Morningstar considers that sustainable investing is not just a buzzword, but a structural trend that is turning mainstream as investors become increasingly aware of ESG issues, especially in the wake of the COVID-19 crisis. Global ESG fund assets reached a record high of almost US$2 trillion as of March 2021, a 105% jump from a year earlier. In Asia, there is an even stronger growth in terms of product launches and investor interests.
In addition to looking for capital appreciation and returns, Share points out that some investors have been placing a bigger emphasis on an investment vehicle's ESG merits when deploying their capital due to their personal preferences. Some also believe that investments with a sustainability focus would ultimately lead to stronger and more sustainable returns.
Share notes that Hong Kong has been at the forefront of ESG disclosure in Asia as the regulator standardized the disclosure for green or ESG funds to enhance the comparability among such products, as well as hosting a dedicated webpage that lists the green or ESG funds that comply with the requirements.
Through its acquisition of Sustainalytics, which is widely known for its security-level ESG Risk Ratings, Morningstar has developed a set of tools to help investors identify ESG-related risk exposure within stocks, funds and portfolios.
In addition, they have launched the Morningstar ESG Commitment Level in 2020 to help investors identify the funds and asset managers that are seen as best-in-class in the context of ESG investing. It is a qualitative analysis undertaken by Morningstar analysts to reflect the extent to which strategies and asset managers are incorporating environmental, social, and governance factors into their investment process.
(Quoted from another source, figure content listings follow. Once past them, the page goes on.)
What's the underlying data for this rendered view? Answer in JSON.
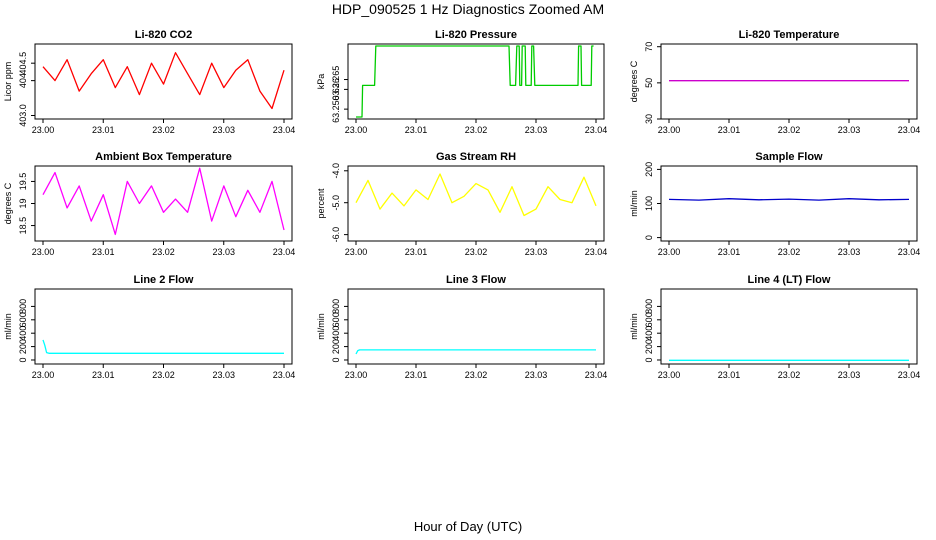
{
  "figure": {
    "title": "HDP_090525  1 Hz Diagnostics Zoomed AM",
    "xlabel": "Hour of Day (UTC)"
  },
  "chart_data": [
    {
      "type": "line",
      "title": "Li-820 CO2",
      "ylabel": "Licor ppm",
      "color": "#ff0000",
      "xlim": [
        23.0,
        23.04
      ],
      "ylim": [
        402.9,
        405.05
      ],
      "xticks": [
        "23.00",
        "23.01",
        "23.02",
        "23.03",
        "23.04"
      ],
      "yticks": [
        403.0,
        404.0,
        404.5
      ],
      "ytick_labels": [
        "403.0",
        "404",
        "404.5"
      ],
      "x": [
        23.0,
        23.002,
        23.004,
        23.006,
        23.008,
        23.01,
        23.012,
        23.014,
        23.016,
        23.018,
        23.02,
        23.022,
        23.024,
        23.026,
        23.028,
        23.03,
        23.032,
        23.034,
        23.036,
        23.038,
        23.04
      ],
      "y": [
        404.4,
        404.0,
        404.6,
        403.7,
        404.2,
        404.6,
        403.8,
        404.4,
        403.6,
        404.5,
        403.9,
        404.8,
        404.2,
        403.6,
        404.5,
        403.8,
        404.3,
        404.6,
        403.7,
        403.2,
        404.3
      ]
    },
    {
      "type": "line",
      "title": "Li-820 Pressure",
      "ylabel": "kPa",
      "color": "#00cc00",
      "xlim": [
        23.0,
        23.04
      ],
      "ylim": [
        63.245,
        63.283
      ],
      "xticks": [
        "23.00",
        "23.01",
        "23.02",
        "23.03",
        "23.04"
      ],
      "yticks": [
        63.25,
        63.26,
        63.265
      ],
      "ytick_labels": [
        "63.250",
        "63.26",
        "63.265"
      ],
      "x": [
        23.0,
        23.0008,
        23.001,
        23.0011,
        23.003,
        23.0031,
        23.0033,
        23.0034,
        23.0255,
        23.0257,
        23.0266,
        23.0268,
        23.0272,
        23.0273,
        23.0276,
        23.0277,
        23.0282,
        23.0283,
        23.0292,
        23.0293,
        23.0296,
        23.0298,
        23.0302,
        23.0304,
        23.037,
        23.0371,
        23.0375,
        23.0376,
        23.0392,
        23.0393,
        23.0396
      ],
      "y": [
        63.246,
        63.246,
        63.246,
        63.262,
        63.262,
        63.262,
        63.282,
        63.282,
        63.282,
        63.262,
        63.262,
        63.282,
        63.282,
        63.262,
        63.262,
        63.282,
        63.282,
        63.262,
        63.262,
        63.282,
        63.282,
        63.262,
        63.262,
        63.262,
        63.262,
        63.282,
        63.282,
        63.262,
        63.262,
        63.282,
        63.282
      ]
    },
    {
      "type": "line",
      "title": "Li-820 Temperature",
      "ylabel": "degrees C",
      "color": "#cc00cc",
      "xlim": [
        23.0,
        23.04
      ],
      "ylim": [
        30,
        71.5
      ],
      "xticks": [
        "23.00",
        "23.01",
        "23.02",
        "23.03",
        "23.04"
      ],
      "yticks": [
        30,
        50,
        70
      ],
      "ytick_labels": [
        "30",
        "50",
        "70"
      ],
      "x": [
        23.0,
        23.04
      ],
      "y": [
        51.2,
        51.2
      ]
    },
    {
      "type": "line",
      "title": "Ambient Box Temperature",
      "ylabel": "degrees C",
      "color": "#ff00ff",
      "xlim": [
        23.0,
        23.04
      ],
      "ylim": [
        18.15,
        19.85
      ],
      "xticks": [
        "23.00",
        "23.01",
        "23.02",
        "23.03",
        "23.04"
      ],
      "yticks": [
        18.5,
        19.0,
        19.5
      ],
      "ytick_labels": [
        "18.5",
        "19",
        "19.5"
      ],
      "x": [
        23.0,
        23.002,
        23.004,
        23.006,
        23.008,
        23.01,
        23.012,
        23.014,
        23.016,
        23.018,
        23.02,
        23.022,
        23.024,
        23.026,
        23.028,
        23.03,
        23.032,
        23.034,
        23.036,
        23.038,
        23.04
      ],
      "y": [
        19.2,
        19.7,
        18.9,
        19.4,
        18.6,
        19.2,
        18.3,
        19.5,
        19.0,
        19.4,
        18.8,
        19.1,
        18.8,
        19.8,
        18.6,
        19.4,
        18.7,
        19.3,
        18.8,
        19.5,
        18.4
      ]
    },
    {
      "type": "line",
      "title": "Gas Stream RH",
      "ylabel": "percent",
      "color": "#ffff00",
      "xlim": [
        23.0,
        23.04
      ],
      "ylim": [
        -6.2,
        -3.85
      ],
      "xticks": [
        "23.00",
        "23.01",
        "23.02",
        "23.03",
        "23.04"
      ],
      "yticks": [
        -6.0,
        -5.0,
        -4.0
      ],
      "ytick_labels": [
        "-6.0",
        "-5.0",
        "-4.0"
      ],
      "x": [
        23.0,
        23.002,
        23.004,
        23.006,
        23.008,
        23.01,
        23.012,
        23.014,
        23.016,
        23.018,
        23.02,
        23.022,
        23.024,
        23.026,
        23.028,
        23.03,
        23.032,
        23.034,
        23.036,
        23.038,
        23.04
      ],
      "y": [
        -5.0,
        -4.3,
        -5.2,
        -4.7,
        -5.1,
        -4.6,
        -4.9,
        -4.1,
        -5.0,
        -4.8,
        -4.4,
        -4.6,
        -5.3,
        -4.5,
        -5.4,
        -5.2,
        -4.5,
        -4.9,
        -5.0,
        -4.2,
        -5.1
      ]
    },
    {
      "type": "line",
      "title": "Sample Flow",
      "ylabel": "ml/min",
      "color": "#0000cc",
      "xlim": [
        23.0,
        23.04
      ],
      "ylim": [
        -10,
        210
      ],
      "xticks": [
        "23.00",
        "23.01",
        "23.02",
        "23.03",
        "23.04"
      ],
      "yticks": [
        0,
        100,
        200
      ],
      "ytick_labels": [
        "0",
        "100",
        "200"
      ],
      "x": [
        23.0,
        23.005,
        23.01,
        23.015,
        23.02,
        23.025,
        23.03,
        23.035,
        23.04
      ],
      "y": [
        112,
        110,
        114,
        111,
        113,
        110,
        114,
        111,
        112
      ]
    },
    {
      "type": "line",
      "title": "Line 2 Flow",
      "ylabel": "ml/min",
      "color": "#00ffff",
      "xlim": [
        23.0,
        23.04
      ],
      "ylim": [
        -60,
        1060
      ],
      "xticks": [
        "23.00",
        "23.01",
        "23.02",
        "23.03",
        "23.04"
      ],
      "yticks": [
        0,
        200,
        400,
        600,
        800
      ],
      "ytick_labels": [
        "0",
        "200",
        "400",
        "600",
        "800"
      ],
      "x": [
        23.0,
        23.0003,
        23.0006,
        23.001,
        23.01,
        23.02,
        23.03,
        23.04
      ],
      "y": [
        300,
        220,
        110,
        100,
        100,
        100,
        100,
        100
      ]
    },
    {
      "type": "line",
      "title": "Line 3 Flow",
      "ylabel": "ml/min",
      "color": "#00ffff",
      "xlim": [
        23.0,
        23.04
      ],
      "ylim": [
        -60,
        1060
      ],
      "xticks": [
        "23.00",
        "23.01",
        "23.02",
        "23.03",
        "23.04"
      ],
      "yticks": [
        0,
        200,
        400,
        600,
        800
      ],
      "ytick_labels": [
        "0",
        "200",
        "400",
        "600",
        "800"
      ],
      "x": [
        23.0,
        23.0003,
        23.0006,
        23.01,
        23.02,
        23.03,
        23.04
      ],
      "y": [
        90,
        140,
        150,
        150,
        150,
        150,
        150
      ]
    },
    {
      "type": "line",
      "title": "Line 4 (LT) Flow",
      "ylabel": "ml/min",
      "color": "#00ffff",
      "xlim": [
        23.0,
        23.04
      ],
      "ylim": [
        -60,
        1060
      ],
      "xticks": [
        "23.00",
        "23.01",
        "23.02",
        "23.03",
        "23.04"
      ],
      "yticks": [
        0,
        200,
        400,
        600,
        800
      ],
      "ytick_labels": [
        "0",
        "200",
        "400",
        "600",
        "800"
      ],
      "x": [
        23.0,
        23.01,
        23.02,
        23.03,
        23.04
      ],
      "y": [
        -5,
        -5,
        -5,
        -5,
        -5
      ]
    }
  ]
}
For both strategies and asset managers, the Morningstar ESG Commitment Level is expressed on a four-tier scale running from best to worst: Leader, Advanced, Basic, and Low.
Share expands on the three key aspects in this assessment: process, resources, and asset managers.
For process, they evaluate the nature and extent of the ESG process relative to the overall investment process; how well the ESG process is incorporated into investment research and decision-making; and the consistency with which it is implemented. Strategies that score highly should tightly incorporate ESG factors into their investment processes, spanning initial screening, security selection, risk management, and portfolio construction.
For resource, they assess the quality of ESG specialist personnel involved in managing the strategy or available to support the strategy's management. They also assess the extent of ESG data available to a strategy's analysts and managers and how it is incorporated into systems that allow it to be incorporated in the investment decision making process.
For asset managers, they evaluate the firm's commitment to ESG investing, and whether they have the right ESG expertise, reliable ESG data, and robust tools and systems in place. They also evaluate the firm's engagement and proxy voting program.
An illustrious example, Share says, is Fidelity Sustainable Asia Equity Fund, which was formerly known as Fidelity Asia Focus before it formally adopted a sustainability mandate in February 2021. "We consider this a compelling sustainability offering that benefits from strong resources and an investment approach with well-embedded ESG factors," she adds. "It earns a Morningstar ESG Commitment Level of Advanced."
Share attributes Fidelity's success to the two managers' strong ESG expertise. In addition to the strong focus on corporate governance, lead manager Dhanajay Phadnis had already been excluding firms with material exposure to tobacco and coal-fired power plants a couple of years ago. To help with further engagement on portfolio holdings and prospective investments, director of sustainable investing Flora Wang was also appointed as the strategy's assistant portfolio manager since Feb 2021. The two managers are well supported by Fidelity's vast analytical resources.